Cheril melangkah turun dari taksi dengan lutut yang terasa sangat lemas. Ia menatap nanar ke arah kamarnya di lantai dua yang kini sudah runtuh total. Tidak ada lagi gaun indah, tidak ada lagi koleksi buku favoritnya, dan tidak ada lagi rasa aman yang pernah ia rasakan di sana. Segala sesuatu yang memberinya identitas sebagai seorang "Putri Wijaya" telah lumat oleh api dalam waktu kurang dari satu jam.
“Apa kamu baru puas melihat semuanya terbakar habis, Louis?” tanya Cheril lirih, suaranya parau tertiup angin malam yang dingin.
Sesosok pria keluar dari balik bayangan pohon besar di seberang jalan. Louis Theodore berdiri di sana dengan penampilan yang tidak lagi sempurna. Kemeja hitamnya kotor oleh jelaga, dan rambutnya yang biasa tersisir rapi kini jatuh menutupi sebagian keningnya yang berkeringat. Di tangannya, ia memegang sebuah kotak kayu kecil yang permukaannya menghitam karena api.
“Bukan aku yang melakukannya, Cheril. Aku sudah mencoba memadamkannya dengan alat pemadam pribadi sebelum tim pemadam kebakaran sampai ke sini!” sahut Louis, suaranya mengandung nada putus asa yang jarang ia tunjukkan sebelumnya.
“Ini ulah Ayahku yang benar-benar sudah kehilangan kewarasannya karena kamu menolak tanda tangan itu di hadapan Sutedjo tadi!”
Cheril tertawa miris, matanya berkilat karena kebencian yang mendalam.
“Lalu untuk apa kamu masih di sini? Untuk memberikan penghormatan terakhir pada rumah yang kamu sendiri yang sudah menyulut bibit kehancurannya sejak awal?”
“Aku datang untuk menyelamatkanmu dari gelombang kedua, Cheril!” Louis melangkah maju, melewati garis polisi tanpa memedulikan aturan hukum. Ia mencengkeram bahu Cheril, memaksanya untuk melihat lurus ke matanya yang penuh dengan kilatan ketakutan yang murni.
“Ayahku baru saja mengaktifkan tim pengacaranya untuk memicu tuntutan penggelapan dana yang disiapkannya untuk menumbangkan ayahmu sepenuhnya!”
“Aku sudah tidak peduli pada harta, Louis! Bakarlah segalanya!” teriak Cheril sambil meronta melepaskan diri.

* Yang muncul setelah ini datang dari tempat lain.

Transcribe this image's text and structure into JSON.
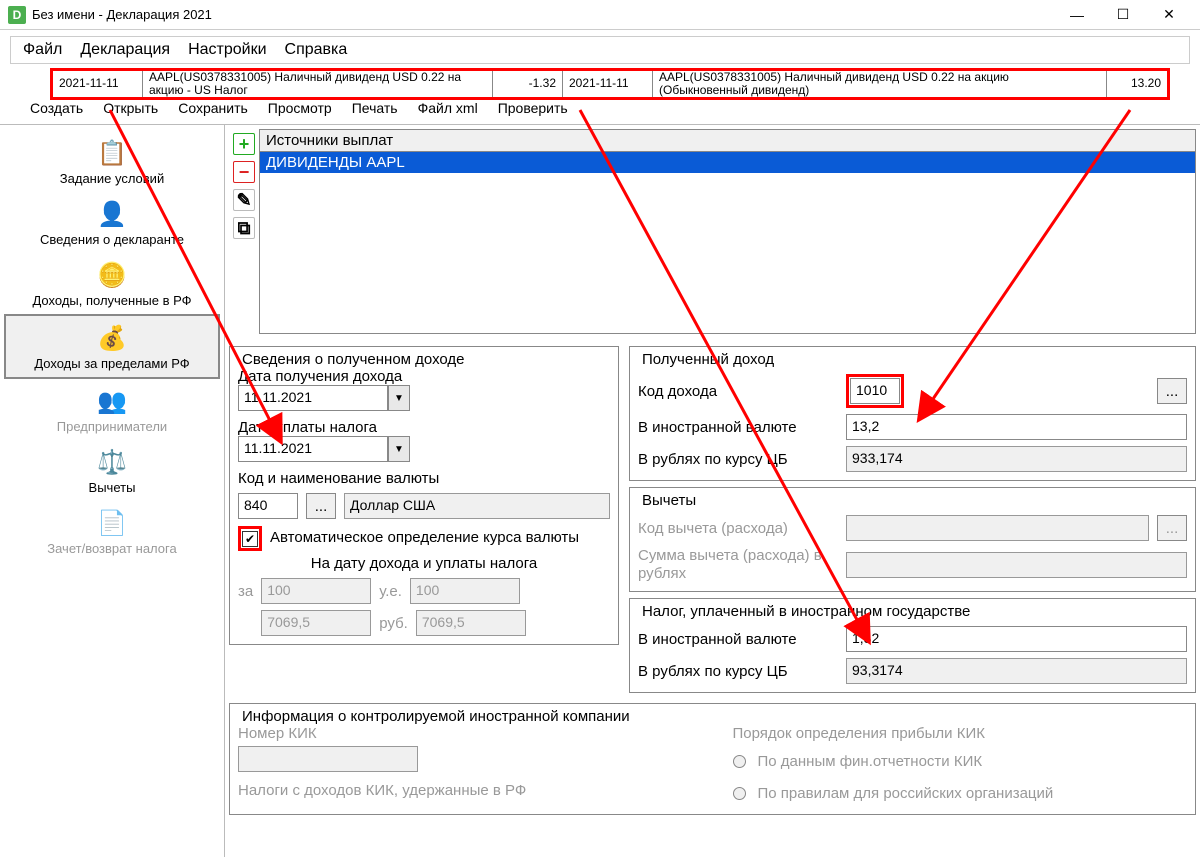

Tiba-tiba, suara pintu mobil mewah yang tertutup dengan dentuman keras memecah ketegangan di antara mereka. Sebuah Mercedes-Benz merah menyala berhenti tepat di belakang taksi Cheril. Safa keluar dari kursi kemudi, diikuti oleh Nicole yang menatap Cheril dengan senyum yang sarat akan rasa puas melihat jatuhnya musuh lama mereka.
“Wah, wah, sepertinya dramanya jauh lebih panas daripada api rumahnya ya,” ejek Safa sambil berjalan mendekat dengan gaya angkuhnya.
“Kasihan ya, Cheril. Kemarin punya segalanya, malam ini kamu hanya punya baju yang menempel di badan dan tumpukan hutang pidana," Louis menoleh ke arah Safa dengan sorot mata yang siap menerkam.